= Tim Sinclair (announcer) =

American broadcaster and announcer

Tim J. Sinclair (born 1978) is an American television and radio broadcaster, and public address announcer. He has worked as the announcer for home games of the Chicago Bears in the National Football League (NFL) since 2020, for the Chicago Bulls in the National Basketball Association (NBA) since 2020–21, the Chicago Fire FC in Major League Soccer (MLS) since 2014, and the Illinois Fighting Illini men's basketball team in the National Collegiate Athletic Association (NCAA) since 2015–16.

==Career==
Sinclair was born in 1978, in Detroit and his family in moved to Champaign, Illinois, in 2022. He attended the University of Illinois Urbana-Champaign but left before graduating to pursue a career in radio. In 2001, while he was working in local radio in Huntsville, Alabama, he was appointed as the public address announcer for the Huntsville Flight of the NBA Development League.

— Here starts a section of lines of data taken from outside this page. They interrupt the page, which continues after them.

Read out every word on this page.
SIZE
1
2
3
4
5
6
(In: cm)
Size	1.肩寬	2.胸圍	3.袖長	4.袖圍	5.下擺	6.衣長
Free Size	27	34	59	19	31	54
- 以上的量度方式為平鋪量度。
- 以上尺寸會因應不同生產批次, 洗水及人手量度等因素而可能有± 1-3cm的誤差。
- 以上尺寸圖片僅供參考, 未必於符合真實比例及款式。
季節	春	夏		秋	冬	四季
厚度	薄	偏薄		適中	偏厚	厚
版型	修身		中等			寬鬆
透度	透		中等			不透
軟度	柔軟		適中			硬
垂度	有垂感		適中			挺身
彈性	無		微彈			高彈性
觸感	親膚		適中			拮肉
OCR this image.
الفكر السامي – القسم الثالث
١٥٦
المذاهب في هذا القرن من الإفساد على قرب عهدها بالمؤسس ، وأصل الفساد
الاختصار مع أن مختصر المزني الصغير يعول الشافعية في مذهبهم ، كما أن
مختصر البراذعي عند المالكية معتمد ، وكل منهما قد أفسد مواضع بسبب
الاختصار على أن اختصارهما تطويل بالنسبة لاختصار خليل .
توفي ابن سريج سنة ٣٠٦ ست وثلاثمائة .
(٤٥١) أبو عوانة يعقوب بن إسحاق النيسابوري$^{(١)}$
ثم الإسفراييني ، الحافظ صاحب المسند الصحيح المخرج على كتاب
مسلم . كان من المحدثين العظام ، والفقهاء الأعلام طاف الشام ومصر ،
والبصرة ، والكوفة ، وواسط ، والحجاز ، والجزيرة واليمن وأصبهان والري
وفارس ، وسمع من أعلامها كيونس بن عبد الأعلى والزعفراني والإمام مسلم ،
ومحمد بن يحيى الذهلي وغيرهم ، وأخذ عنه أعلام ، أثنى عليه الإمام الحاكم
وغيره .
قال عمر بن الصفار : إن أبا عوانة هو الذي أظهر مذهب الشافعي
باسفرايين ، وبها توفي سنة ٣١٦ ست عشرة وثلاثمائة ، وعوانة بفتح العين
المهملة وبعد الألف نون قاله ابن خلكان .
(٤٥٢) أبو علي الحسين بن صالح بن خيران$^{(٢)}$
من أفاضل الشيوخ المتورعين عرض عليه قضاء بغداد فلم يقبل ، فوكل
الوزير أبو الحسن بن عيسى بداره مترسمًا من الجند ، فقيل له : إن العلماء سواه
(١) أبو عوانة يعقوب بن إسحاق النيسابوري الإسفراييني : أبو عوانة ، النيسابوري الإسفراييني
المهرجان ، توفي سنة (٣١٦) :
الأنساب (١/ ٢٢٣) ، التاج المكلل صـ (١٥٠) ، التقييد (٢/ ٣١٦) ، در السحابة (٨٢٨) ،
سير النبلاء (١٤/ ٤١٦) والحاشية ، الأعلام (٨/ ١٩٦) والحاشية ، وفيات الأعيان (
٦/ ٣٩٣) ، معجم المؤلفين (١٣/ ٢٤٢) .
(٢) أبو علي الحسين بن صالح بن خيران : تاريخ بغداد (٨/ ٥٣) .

In 2011, Sinclair was one of four finalists out of 3,000 applicants to be the public address announcer for the Chicago Cubs. In 2012–13, he started working as the announcer for the Fighting Illini women's basketball team. He left after the 2021–22 season. In 2015, he began working for the men's team at the University of Illinois. In 2018, after a five-game summer stint with the Indiana Fever WNBA team, he was named as the announcer for the Indiana Pacers NBA franchise, whom he had watched as a child; his family were living in the area as well. He was there for two seasons from 2018–19 to 2019–20 before leaving to join the Bulls before the 2020–21 season, where he replaced long-serving announcer Tommy Edwards. He started with the Bears in 2020, taking over from 37-year veteran announcer Jim Riebandt.

Sinclair served as the public address announcer for the NBA All-Star Game in Chicago in 2020, in Cleveland for the league's 75th season in 2022, in Salt Lake City in 2023, and in Indianapolis in 2024. He was one of four public address announcers for the 2020 NBA Bubble at Walt Disney World near Orlando, Florida for five weeks, followed by four weeks in the Wubble at IMG Academy in Bradenton, Florida, and left to announce for the Chicago Bears at Soldier Field. Beginning in 2021, the video game NBA 2K22 included the real public address announcer for all 32 NBA teams for the first time; Sinclair is the in-game announcer for Bulls home games and has been featured in every edition since then. In 2024, he was featured in a commercial for State Farm alongside Benny the Bull.